- Directed by: John A. Murphy
- Written by: John A. Murphy
- Produced by: Arthur Hotaling
- Starring: John Edwards Mattie Edwards
- Release date: August 1, 1914;
- Running time: 6–7 minutes (c. 600 feet)
- Country: United States
- Languages: Silent film English intertitles

= The Rise of the Johnsons =

1914 film

The Rise of the Johnsons is a lost 1914 American silent comedy film produced by the Lubin Manufacturing Company, featuring John Edwards, Mattie Edwards, and Oliver Hardy.

==Plot==
Steve Johnson and his wife are down on their luck. Steve borrows some money from the grocery man, but rather than buying groceries, he is persuaded to join a game of craps on the upper floor of a nearby house. When the game attracts the attention of the police, the gamblers try to escape by sliding down a chute from an upstairs window, only to find that the cops have parked a paddy wagon at the bottom of the chute. While the others slide down into the wagon, Steve gathers up the money and escapes by another window. The next day he pays off his bills and returns home to a lavish banquet, accompanied by two new servants.

==Cast==
- John Edwards as Steve Johnson
- Mattie Edwards as Mrs. Johnson
- Oliver Hardy as the Grocery Man (billed as Babe Hardy)

==Production and reception==
The Rise of the Johnsons was filmed in Jacksonville, Florida, at the Jacksonville unit of the Lubin Manufacturing Company, under the general supervision of Arthur Hotaling. It was a short split-reel comedy, lasting approximately 6–7 minutes, and sharing a single reel of film with a second, unrelated comedy, She Gave Him a Rose, starring Raymond McKee, Frances Ne Moyer, and William Rice. The films were released by the General Film Company on August 1, 1914.

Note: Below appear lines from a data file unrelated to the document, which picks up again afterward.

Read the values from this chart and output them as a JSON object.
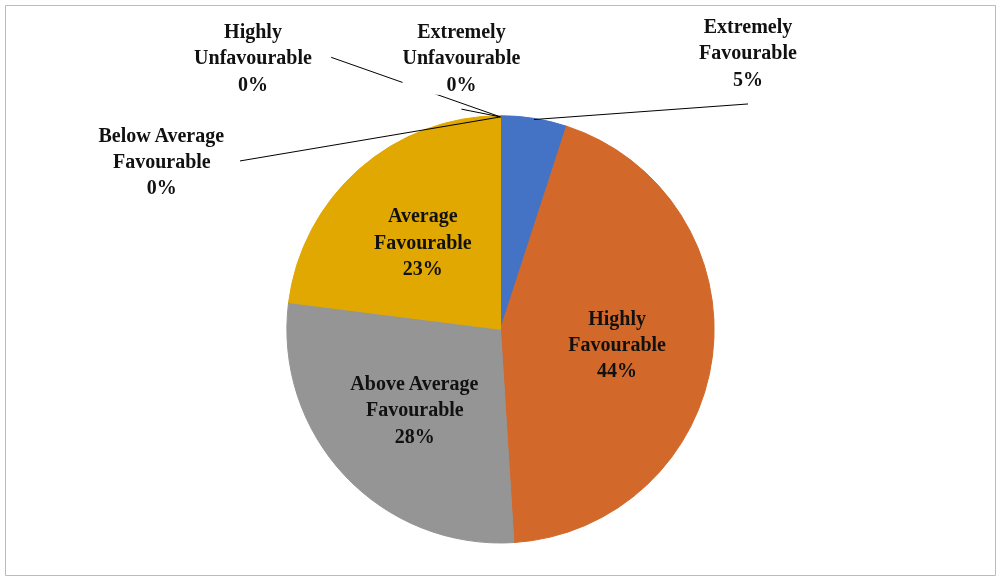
{
  "chart_data": {
    "type": "pie",
    "categories": [
      "Extremely Favourable",
      "Highly Favourable",
      "Above Average Favourable",
      "Average Favourable",
      "Below Average Favourable",
      "Highly Unfavourable",
      "Extremely Unfavourable"
    ],
    "values": [
      5,
      44,
      28,
      23,
      0,
      0,
      0
    ],
    "value_labels": [
      "5%",
      "44%",
      "28%",
      "23%",
      "0%",
      "0%",
      "0%"
    ],
    "colors": [
      "#4472c4",
      "#d2692a",
      "#959595",
      "#e0a800",
      "#5b9bd5",
      "#264478",
      "#9e480e"
    ]
  }
}
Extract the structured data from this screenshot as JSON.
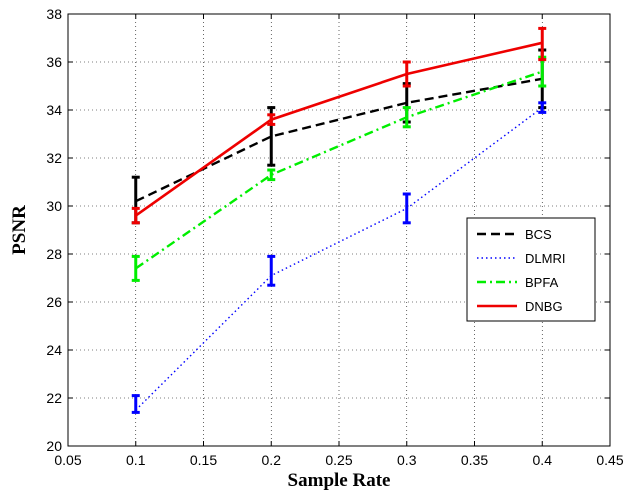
{
  "chart_data": {
    "type": "line",
    "title": "",
    "xlabel": "Sample Rate",
    "ylabel": "PSNR",
    "xlim": [
      0.05,
      0.45
    ],
    "ylim": [
      20,
      38
    ],
    "xticks": [
      "0.05",
      "0.1",
      "0.15",
      "0.2",
      "0.25",
      "0.3",
      "0.35",
      "0.4",
      "0.45"
    ],
    "yticks": [
      "20",
      "22",
      "24",
      "26",
      "28",
      "30",
      "32",
      "34",
      "36",
      "38"
    ],
    "grid": true,
    "legend_position": "right",
    "x": [
      0.1,
      0.2,
      0.3,
      0.4
    ],
    "series": [
      {
        "name": "BCS",
        "color": "#000000",
        "style": "dashed",
        "values": [
          30.2,
          32.9,
          34.3,
          35.3
        ],
        "err_low": [
          29.3,
          31.7,
          33.5,
          34.1
        ],
        "err_high": [
          31.2,
          34.1,
          35.1,
          36.5
        ]
      },
      {
        "name": "DLMRI",
        "color": "#0000ff",
        "style": "dotted",
        "values": [
          21.5,
          27.1,
          29.9,
          34.1
        ],
        "err_low": [
          21.4,
          26.7,
          29.3,
          33.9
        ],
        "err_high": [
          22.1,
          27.9,
          30.5,
          34.3
        ]
      },
      {
        "name": "BPFA",
        "color": "#00ee00",
        "style": "dashdot",
        "values": [
          27.4,
          31.3,
          33.7,
          35.6
        ],
        "err_low": [
          26.9,
          31.1,
          33.3,
          35.0
        ],
        "err_high": [
          27.9,
          31.5,
          34.1,
          36.2
        ]
      },
      {
        "name": "DNBG",
        "color": "#ee0000",
        "style": "solid",
        "values": [
          29.6,
          33.6,
          35.5,
          36.8
        ],
        "err_low": [
          29.3,
          33.4,
          35.0,
          36.1
        ],
        "err_high": [
          29.9,
          33.8,
          36.0,
          37.4
        ]
      }
    ]
  }
}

The Rise of the Johnsons was one of a series of "Colored Comedies" produced by the Lubin studio between 1913 and 1915, starring veteran vaudeville and minstrel show performers John (Junk) Edwards and Mattie Edwards. Apart from the two stars, most of the casts of these films were untrained Black extras from the Jacksonville community, but a few parts were played by white members of the Florida stock company, including, in this case, the young Oliver Hardy, who had a small role as a grocery man.

Reviews of the film in the trade papers were positive, although sometimes condescending and emphasizing the film's appeal as a glimpse of stereotypical African American life. Motion Picture News praised the Edwards as "those inimitable darkey comedians"; and The Bioscope described the comedy as "a briskly played tale of the American 'darkey' life, ... a welcome novelty and sufficiently good to create many laughs at the antics of the artists. Much talent is displayed in the acting, and although the acquisition of Massa Johnson's wealth may be seen as a somewhat doubtful proceeding, a highly humorous burlesque is the result." Moving Picture World wrote "John and Mattie Edwards and Babe Hardy have the leading roles and make of this a laughable and entertaining comedy. The incidents which occur in the various scenes kept the audience laughing heartily."